Each of the next lines will contain three integers in the form u v w (0 ≤ u, v ≤ n, 0 < w ≤ 10000, u ≠ v) meaning that you can connect u and v with a wire and the cost will be w. A line containing
three zeroes denotes the end of the case. You may safely assume that the data is given such that it will always be possible to connect all of them. You may also assume that there will not be more than 12000 lines for a case.
Output
For each case, print the case number and the average as described. If the average is not an integer then print it inp/q form. Where p is the numerator of the result and q is the denominator of the result; p and q are
relatively-prime. Otherwise print the integer average.
Sample Input
3
1
0 1 10
0 1 20
0 0 0
3
0 1 99
0 2 10
1 2 30
2 3 30
0 0 0
2
0 1 10
0 2 5
0 0 0
Sample Output
Case 1: 15
Case 2: 229/2
Case 3: 15
这题的意思就是让你求出最小生成树和最大生成树的值加起来除以2(如果能整除的话)。
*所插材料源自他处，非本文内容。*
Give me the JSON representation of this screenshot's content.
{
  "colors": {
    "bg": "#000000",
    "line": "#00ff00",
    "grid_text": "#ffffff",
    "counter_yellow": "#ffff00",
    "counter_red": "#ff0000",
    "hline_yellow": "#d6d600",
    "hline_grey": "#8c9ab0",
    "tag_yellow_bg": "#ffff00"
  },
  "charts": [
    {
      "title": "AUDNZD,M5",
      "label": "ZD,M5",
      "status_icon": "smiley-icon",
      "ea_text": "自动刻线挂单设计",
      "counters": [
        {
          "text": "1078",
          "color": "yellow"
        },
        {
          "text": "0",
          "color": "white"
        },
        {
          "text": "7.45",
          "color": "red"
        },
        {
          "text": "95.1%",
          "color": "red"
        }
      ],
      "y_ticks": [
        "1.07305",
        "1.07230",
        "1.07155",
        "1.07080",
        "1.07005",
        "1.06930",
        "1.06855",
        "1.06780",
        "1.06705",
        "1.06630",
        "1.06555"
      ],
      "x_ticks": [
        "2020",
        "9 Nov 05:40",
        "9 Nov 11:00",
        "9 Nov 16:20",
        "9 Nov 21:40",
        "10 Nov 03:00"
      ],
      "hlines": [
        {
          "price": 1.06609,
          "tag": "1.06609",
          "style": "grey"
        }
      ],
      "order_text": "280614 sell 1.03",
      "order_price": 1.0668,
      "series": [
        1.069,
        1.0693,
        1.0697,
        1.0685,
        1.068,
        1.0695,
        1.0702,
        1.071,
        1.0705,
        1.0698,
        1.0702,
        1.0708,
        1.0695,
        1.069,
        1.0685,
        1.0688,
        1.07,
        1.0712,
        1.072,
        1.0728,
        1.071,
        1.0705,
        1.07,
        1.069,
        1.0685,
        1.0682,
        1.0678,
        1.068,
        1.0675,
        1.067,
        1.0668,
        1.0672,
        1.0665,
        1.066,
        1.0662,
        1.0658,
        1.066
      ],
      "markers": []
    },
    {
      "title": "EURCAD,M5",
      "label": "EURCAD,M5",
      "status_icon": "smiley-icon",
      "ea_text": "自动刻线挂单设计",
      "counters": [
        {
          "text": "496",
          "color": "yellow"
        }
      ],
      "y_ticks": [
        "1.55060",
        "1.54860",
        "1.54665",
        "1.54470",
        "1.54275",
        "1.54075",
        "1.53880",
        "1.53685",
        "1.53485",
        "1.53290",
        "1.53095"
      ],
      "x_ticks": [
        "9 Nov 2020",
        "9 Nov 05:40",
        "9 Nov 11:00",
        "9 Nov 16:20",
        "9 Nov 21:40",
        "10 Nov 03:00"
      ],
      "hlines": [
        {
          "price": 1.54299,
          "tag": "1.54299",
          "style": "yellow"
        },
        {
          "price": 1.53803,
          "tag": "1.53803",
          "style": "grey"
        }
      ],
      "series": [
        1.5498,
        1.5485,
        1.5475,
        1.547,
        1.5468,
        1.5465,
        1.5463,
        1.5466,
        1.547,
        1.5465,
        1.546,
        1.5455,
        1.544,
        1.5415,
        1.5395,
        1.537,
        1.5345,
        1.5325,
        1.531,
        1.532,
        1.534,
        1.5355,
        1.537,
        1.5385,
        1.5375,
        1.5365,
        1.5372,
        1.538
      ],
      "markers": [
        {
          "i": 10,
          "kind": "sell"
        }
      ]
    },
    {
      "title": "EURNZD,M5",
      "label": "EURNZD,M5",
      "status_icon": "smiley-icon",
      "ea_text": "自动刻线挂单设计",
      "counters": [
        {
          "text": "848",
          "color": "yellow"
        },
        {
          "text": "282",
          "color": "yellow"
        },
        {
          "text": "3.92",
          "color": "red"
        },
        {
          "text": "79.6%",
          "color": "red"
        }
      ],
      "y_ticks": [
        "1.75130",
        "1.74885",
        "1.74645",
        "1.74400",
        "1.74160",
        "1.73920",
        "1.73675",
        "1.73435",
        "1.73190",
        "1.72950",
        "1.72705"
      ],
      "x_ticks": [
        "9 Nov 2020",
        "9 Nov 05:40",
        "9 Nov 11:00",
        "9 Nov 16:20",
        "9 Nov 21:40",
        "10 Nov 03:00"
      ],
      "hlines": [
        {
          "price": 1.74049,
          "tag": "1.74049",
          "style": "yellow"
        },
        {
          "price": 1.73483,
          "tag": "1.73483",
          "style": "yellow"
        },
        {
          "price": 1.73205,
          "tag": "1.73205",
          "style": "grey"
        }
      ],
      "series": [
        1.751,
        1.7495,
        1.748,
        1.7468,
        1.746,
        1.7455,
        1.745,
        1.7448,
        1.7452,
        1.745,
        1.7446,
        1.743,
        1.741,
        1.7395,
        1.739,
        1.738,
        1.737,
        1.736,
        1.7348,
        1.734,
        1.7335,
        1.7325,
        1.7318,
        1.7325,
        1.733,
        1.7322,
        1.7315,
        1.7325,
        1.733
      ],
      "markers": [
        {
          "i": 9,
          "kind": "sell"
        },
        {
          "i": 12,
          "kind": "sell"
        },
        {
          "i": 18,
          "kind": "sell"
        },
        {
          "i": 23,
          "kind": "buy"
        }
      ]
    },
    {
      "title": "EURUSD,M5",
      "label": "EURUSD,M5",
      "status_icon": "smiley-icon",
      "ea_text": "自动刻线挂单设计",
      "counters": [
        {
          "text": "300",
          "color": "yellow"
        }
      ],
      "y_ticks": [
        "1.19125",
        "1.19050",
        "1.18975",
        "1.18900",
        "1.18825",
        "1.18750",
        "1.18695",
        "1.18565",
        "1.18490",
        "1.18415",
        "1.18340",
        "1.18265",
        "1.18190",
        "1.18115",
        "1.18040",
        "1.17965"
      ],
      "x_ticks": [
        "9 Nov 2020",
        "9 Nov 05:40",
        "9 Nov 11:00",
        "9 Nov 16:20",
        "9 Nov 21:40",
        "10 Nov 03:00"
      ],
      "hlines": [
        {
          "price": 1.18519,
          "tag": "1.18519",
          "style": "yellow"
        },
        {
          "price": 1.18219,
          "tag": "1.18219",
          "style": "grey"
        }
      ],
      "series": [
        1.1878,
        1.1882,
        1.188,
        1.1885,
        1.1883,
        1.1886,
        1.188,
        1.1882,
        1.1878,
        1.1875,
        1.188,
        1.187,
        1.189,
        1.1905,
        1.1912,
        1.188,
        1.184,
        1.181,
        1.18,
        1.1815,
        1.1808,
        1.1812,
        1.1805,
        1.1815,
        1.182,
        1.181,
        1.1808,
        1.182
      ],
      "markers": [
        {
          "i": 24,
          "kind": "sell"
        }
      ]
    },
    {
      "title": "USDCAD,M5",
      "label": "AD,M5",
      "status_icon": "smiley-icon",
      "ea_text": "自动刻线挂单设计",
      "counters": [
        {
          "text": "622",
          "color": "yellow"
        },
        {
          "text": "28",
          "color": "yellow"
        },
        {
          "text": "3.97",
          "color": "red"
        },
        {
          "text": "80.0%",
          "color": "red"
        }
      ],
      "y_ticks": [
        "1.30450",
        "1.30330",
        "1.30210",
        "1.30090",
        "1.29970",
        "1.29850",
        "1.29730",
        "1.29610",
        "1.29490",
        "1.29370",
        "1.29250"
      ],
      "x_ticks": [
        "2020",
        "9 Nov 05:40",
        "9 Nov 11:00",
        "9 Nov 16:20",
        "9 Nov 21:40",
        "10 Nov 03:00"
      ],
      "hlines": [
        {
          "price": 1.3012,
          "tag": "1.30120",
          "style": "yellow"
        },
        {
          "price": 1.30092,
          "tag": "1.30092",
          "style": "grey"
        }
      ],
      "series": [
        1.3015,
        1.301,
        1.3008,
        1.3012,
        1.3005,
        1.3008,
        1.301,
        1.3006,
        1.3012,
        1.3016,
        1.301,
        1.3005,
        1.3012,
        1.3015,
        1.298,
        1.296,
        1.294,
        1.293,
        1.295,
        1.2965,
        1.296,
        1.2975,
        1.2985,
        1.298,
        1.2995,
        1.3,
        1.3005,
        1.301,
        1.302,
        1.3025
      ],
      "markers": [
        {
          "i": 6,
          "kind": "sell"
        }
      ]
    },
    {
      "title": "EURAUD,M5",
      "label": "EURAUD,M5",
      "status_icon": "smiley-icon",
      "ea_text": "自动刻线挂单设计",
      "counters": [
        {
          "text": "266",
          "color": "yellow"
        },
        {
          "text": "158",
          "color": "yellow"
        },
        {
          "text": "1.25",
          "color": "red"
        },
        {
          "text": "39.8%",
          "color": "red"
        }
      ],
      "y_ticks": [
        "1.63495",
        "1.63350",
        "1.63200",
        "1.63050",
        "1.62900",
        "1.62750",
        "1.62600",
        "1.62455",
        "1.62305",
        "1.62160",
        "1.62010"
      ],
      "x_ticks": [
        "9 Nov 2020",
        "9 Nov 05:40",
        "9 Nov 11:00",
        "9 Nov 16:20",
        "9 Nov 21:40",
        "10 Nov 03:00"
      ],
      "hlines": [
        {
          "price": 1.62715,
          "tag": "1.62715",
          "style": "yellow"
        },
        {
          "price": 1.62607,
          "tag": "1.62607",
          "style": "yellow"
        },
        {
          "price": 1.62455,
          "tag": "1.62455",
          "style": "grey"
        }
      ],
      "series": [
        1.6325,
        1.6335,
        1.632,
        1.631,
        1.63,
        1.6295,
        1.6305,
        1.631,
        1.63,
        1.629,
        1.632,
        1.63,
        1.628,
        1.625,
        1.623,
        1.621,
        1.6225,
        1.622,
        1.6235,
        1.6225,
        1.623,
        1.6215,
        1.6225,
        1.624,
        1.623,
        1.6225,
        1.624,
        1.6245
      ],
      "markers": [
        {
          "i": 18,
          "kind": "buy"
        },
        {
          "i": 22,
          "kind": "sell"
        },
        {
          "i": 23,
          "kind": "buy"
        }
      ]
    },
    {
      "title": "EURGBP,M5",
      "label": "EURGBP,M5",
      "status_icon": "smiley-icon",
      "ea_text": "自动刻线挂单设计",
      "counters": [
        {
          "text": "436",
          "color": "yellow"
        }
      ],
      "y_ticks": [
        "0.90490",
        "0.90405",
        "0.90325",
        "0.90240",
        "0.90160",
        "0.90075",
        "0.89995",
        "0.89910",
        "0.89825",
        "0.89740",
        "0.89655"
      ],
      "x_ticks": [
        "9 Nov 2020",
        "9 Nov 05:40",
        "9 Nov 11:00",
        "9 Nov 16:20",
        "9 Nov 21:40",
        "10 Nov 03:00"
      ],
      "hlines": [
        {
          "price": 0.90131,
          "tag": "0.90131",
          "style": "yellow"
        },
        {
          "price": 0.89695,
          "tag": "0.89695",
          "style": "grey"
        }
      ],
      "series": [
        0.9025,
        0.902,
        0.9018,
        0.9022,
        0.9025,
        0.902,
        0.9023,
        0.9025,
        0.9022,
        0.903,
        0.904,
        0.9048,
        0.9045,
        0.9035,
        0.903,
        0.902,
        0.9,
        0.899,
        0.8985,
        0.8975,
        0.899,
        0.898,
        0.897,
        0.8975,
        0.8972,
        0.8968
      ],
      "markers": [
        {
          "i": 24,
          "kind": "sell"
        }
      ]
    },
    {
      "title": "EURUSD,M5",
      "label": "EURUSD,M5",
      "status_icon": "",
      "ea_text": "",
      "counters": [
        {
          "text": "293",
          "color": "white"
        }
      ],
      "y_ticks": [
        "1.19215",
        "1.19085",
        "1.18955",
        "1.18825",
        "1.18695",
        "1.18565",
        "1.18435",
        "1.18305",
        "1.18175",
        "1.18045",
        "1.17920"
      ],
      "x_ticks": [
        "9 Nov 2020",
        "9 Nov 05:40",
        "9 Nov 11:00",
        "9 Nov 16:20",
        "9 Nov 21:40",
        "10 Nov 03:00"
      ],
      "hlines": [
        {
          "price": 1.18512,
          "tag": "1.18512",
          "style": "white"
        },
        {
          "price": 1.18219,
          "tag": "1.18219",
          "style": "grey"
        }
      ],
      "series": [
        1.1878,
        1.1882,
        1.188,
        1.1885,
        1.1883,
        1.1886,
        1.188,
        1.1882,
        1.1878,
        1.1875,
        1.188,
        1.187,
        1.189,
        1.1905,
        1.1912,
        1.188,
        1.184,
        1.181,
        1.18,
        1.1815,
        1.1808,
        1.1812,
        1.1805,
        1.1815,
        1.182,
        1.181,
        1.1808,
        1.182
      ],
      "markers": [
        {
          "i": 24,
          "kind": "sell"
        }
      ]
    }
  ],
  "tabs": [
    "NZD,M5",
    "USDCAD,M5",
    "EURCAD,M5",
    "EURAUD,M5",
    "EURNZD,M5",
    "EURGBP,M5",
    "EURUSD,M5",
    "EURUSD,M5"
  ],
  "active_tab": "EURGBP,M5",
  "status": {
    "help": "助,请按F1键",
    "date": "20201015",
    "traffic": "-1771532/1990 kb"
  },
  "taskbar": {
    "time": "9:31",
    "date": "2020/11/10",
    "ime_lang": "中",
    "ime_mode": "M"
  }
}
。
开始理解题意理解错了,以为最短路和最长路的问题。。。。Orz。。
还有一点,这个题死在了memset函数上,一开始定义了一个 inf = 999999,让它等于一个特别大的数,
然后memset (map,inf,sizeof (map));(map是一个二维数组,是用来保存小值的矩阵),结果利用Prime求最小生成树出来的都是负数。。这不科学啊。。求最大生成树的函数就是复制的Prime函数,把里面的 > 改成 < ,最大生成树的值都对。。最小的就是负的。然后就找错吧。。时间都浪费在这了。。
以前用的时候也没有出现过这种情况啊。。
memset ()函数里一般就是0 , 1 , -1,还有16进制的数。。所以以后初始化数组的时候用16进制数。
#include <stdio.h>
#include <iostream>
#include <string.h>
const int inf = 1e6;
using namespace std;
int map[1000][1000],Map[1000][1000];
int dis[10000],vist[10000];
int MIN = 0,MAX = 0;
int x;
void minn()
{
for(int i = 0; i<=x; i++)
{
vist[i] = 0;
dis[i] = map[0][i];
}
vist[0] = 1 ;
for(int i = 1; i<=x; i++)
{
int min = inf,pos = 0;
for(int j = 0; j<=x; j++)
{
if(vist[j] == 0 && dis[j] < min)
{
min = dis[j];
pos = j;
}
}
MIN += min;
vist[pos] = 1 ;
for(int j = 0; j<=x; j++)
{
if(vist[j] == 0 && dis[j] > map[pos][j])
{
dis[j] = map[pos][j];
}
}
}
}
void maxx()
{
for(int i = 0; i<=x; i++)
{
vist[i] = 0;
dis[i] = Map[0][i];
}
vist[0] = 1 ;
for(int i = 1; i<=x; i++)
{
int min = 0,pos = 0;
for(int j = 0; j<=x; j++)
{
if(!vist[j] && dis[j] > min)
{
min = dis[j];
pos = j;
}
}
MAX += min;
vist[pos] = 1 ;
for(int j = 0; j<=x; j++)
{
if(vist[j] == 0&& dis[j] < Map[pos][j])
{
dis[j] = Map[pos][j];
}
}
}
}
int main()
{
int a,b,c,t;
int cou = 1;
scanf("%d",&t);
while(t--)
{
scanf("%d",&x);
memset(Map,0,sizeof(Map));
memset(map,inf,sizeof (map));
// for(int i = 0; i<=x; i++)
// for(int j = 0; j<=x; j++)
// map[i][j] = inf;
while(~scanf("%d%d%d",&a,&b,&c))
{
if(a==0 &&b==0 &&c==0)
break;
if(c<map[a][b])
map[a][b] = map[b][a] = c;
if(c>Map[a][b])
Map[a][b] = Map[b][a] = c;
}
MIN = 0;
MAX = 0;
minn ();
maxx ();
// printf ("%d %d\n",MIN,MAX);
printf ("Case %d: ",cou);
cou++;
if ((MIN + MAX) % 2 == 0)
printf ("%d\n",(MIN + MAX)/2);
else printf ("%d/2\n",MAX+MIN);
}
return 0;
}